Switcheroo is a story about a boy's magical transformation. This can be read and enjoyed at two different levels. If you're a shallow thinking sod like me, you can read it as a goof-ball children's story, and enjoy it quite a lot. But at another level, it gives the adult reader or older child some deeper symbolism to consider and discuss.
As a goofball children's story, this was a lot of fun. There are funny bits, an embedded card game, a silly (mostly irrelevant) scoring system and references to other children's stories. I loved the simulated card game, which parodies both "American Girl Dolls" and collectible card games like "Magic".
At another level, this game is about identity and the difficulty that all children (but especially foster children) have understanding and asserting their own identity.
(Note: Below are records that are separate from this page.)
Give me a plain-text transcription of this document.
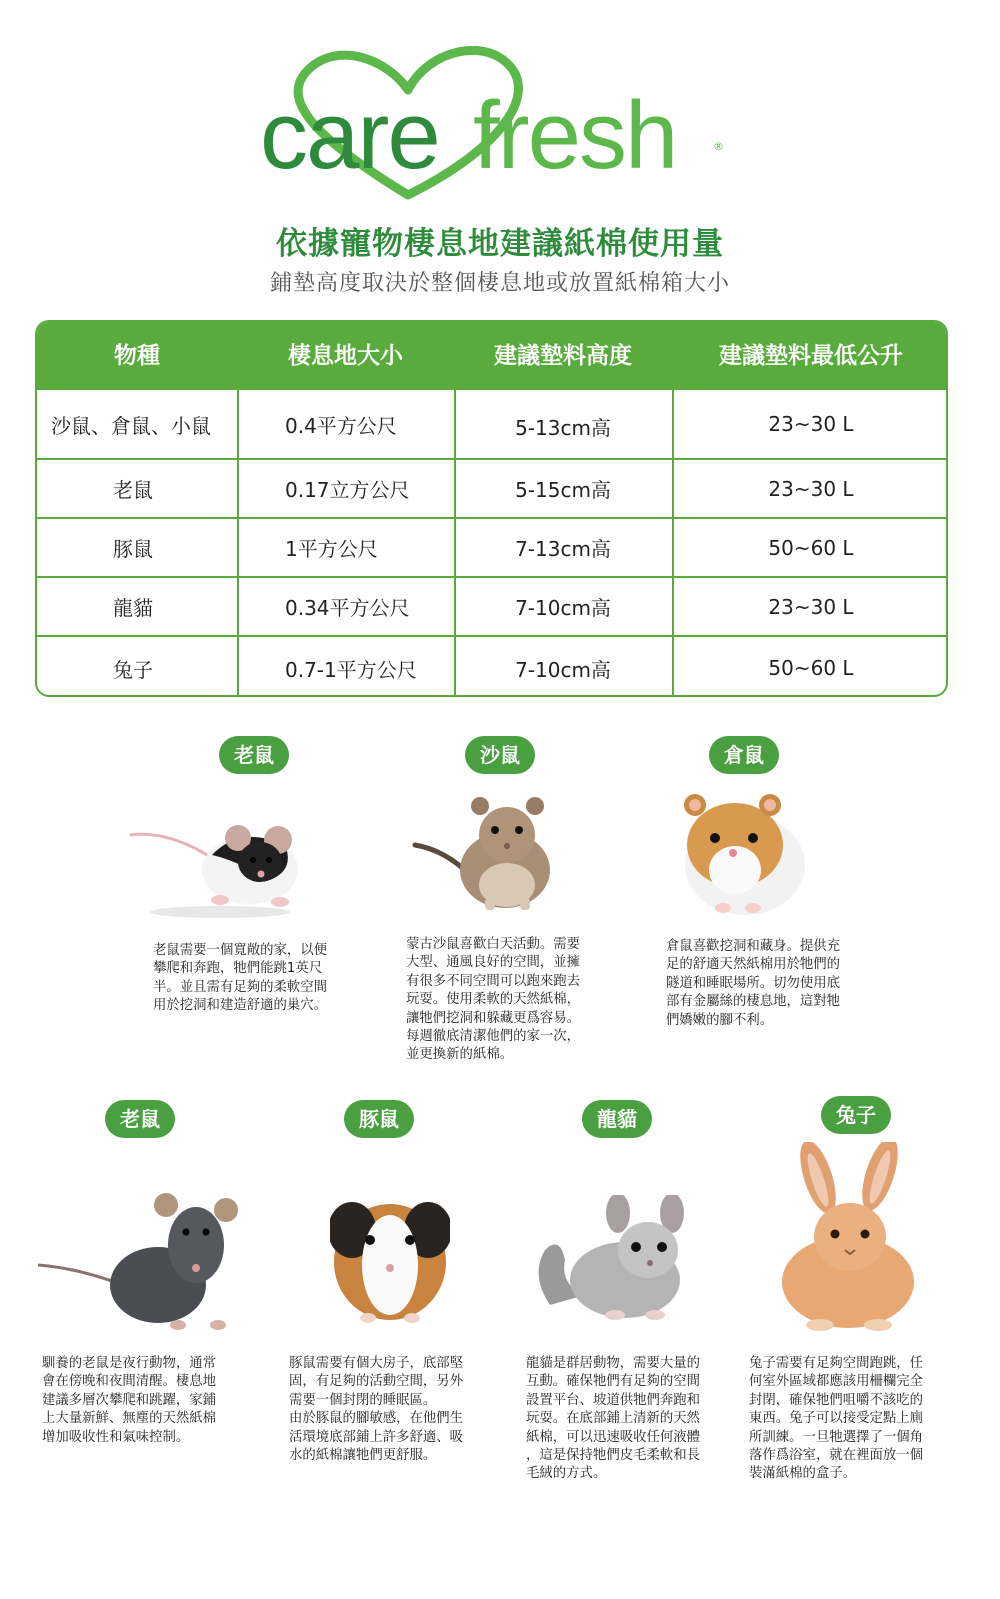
care fresh	®
依據寵物棲息地建議紙棉使用量
鋪墊高度取決於整個棲息地或放置紙棉箱大小
物種	棲息地大小	建議墊料高度	建議墊料最低公升
沙鼠、倉鼠、小鼠	0.4平方公尺	5-13cm高	23~30 L
老鼠	0.17立方公尺	5-15cm高	23~30 L
豚鼠	1平方公尺	7-13cm高	50~60 L
龍貓	0.34平方公尺	7-10cm高	23~30 L
兔子	0.7-1平方公尺	7-10cm高	50~60 L
老鼠	沙鼠	倉鼠
老鼠需要一個寬敞的家，以便
攀爬和奔跑，牠們能跳1英尺
半。並且需有足夠的柔軟空間
用於挖洞和建造舒適的巢穴。
蒙古沙鼠喜歡白天活動。需要
大型、通風良好的空間，並擁
有很多不同空間可以跑來跑去
玩耍。使用柔軟的天然紙棉，
讓牠們挖洞和躲藏更爲容易。
每週徹底清潔他們的家一次，
並更換新的紙棉。
倉鼠喜歡挖洞和藏身。提供充
足的舒適天然紙棉用於牠們的
隧道和睡眠場所。切勿使用底
部有金屬絲的棲息地，這對牠
們嬌嫩的腳不利。
老鼠	豚鼠	龍貓	兔子
馴養的老鼠是夜行動物，通常
會在傍晚和夜間清醒。棲息地
建議多層次攀爬和跳躍，家鋪
上大量新鮮、無塵的天然紙棉
增加吸收性和氣味控制。
豚鼠需要有個大房子，底部堅
固，有足夠的活動空間，另外
需要一個封閉的睡眠區。
由於豚鼠的腳敏感，在他們生
活環境底部鋪上許多舒適、吸
水的紙棉讓牠們更舒服。
龍貓是群居動物，需要大量的
互動。確保牠們有足夠的空間
設置平台、坡道供牠們奔跑和
玩耍。在底部鋪上清新的天然
紙棉，可以迅速吸收任何液體
，這是保持牠們皮毛柔軟和長
毛絨的方式。
兔子需要有足夠空間跑跳，任
何室外區域都應該用柵欄完全
封閉，確保牠們咀嚼不該吃的
東西。兔子可以接受定點上廁
所訓練。一旦牠選擇了一個角
落作爲浴室，就在裡面放一個
裝滿紙棉的盒子。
I say this even though I had initial concerns that this would be JAHPAGI (just another hypertext parable about gender identity). After playing the game to the end, I concluded that it went much deeper than that. Sure, it is consistent with the modernist view that gender is a social construct: one can wear girls clothing or not, play with the other boys or not, act aggressively or not, and none of those choices has any dependency on the others. But this isn't JUST about gender identity. Identity is complex, and the story recognizes that complexity.
Lucian Smith has reviewed this game and analyzes its meaning as it relates to foster children in greater depth than I feel qualified to do. I recommend reading his review, but not until after you've played the game.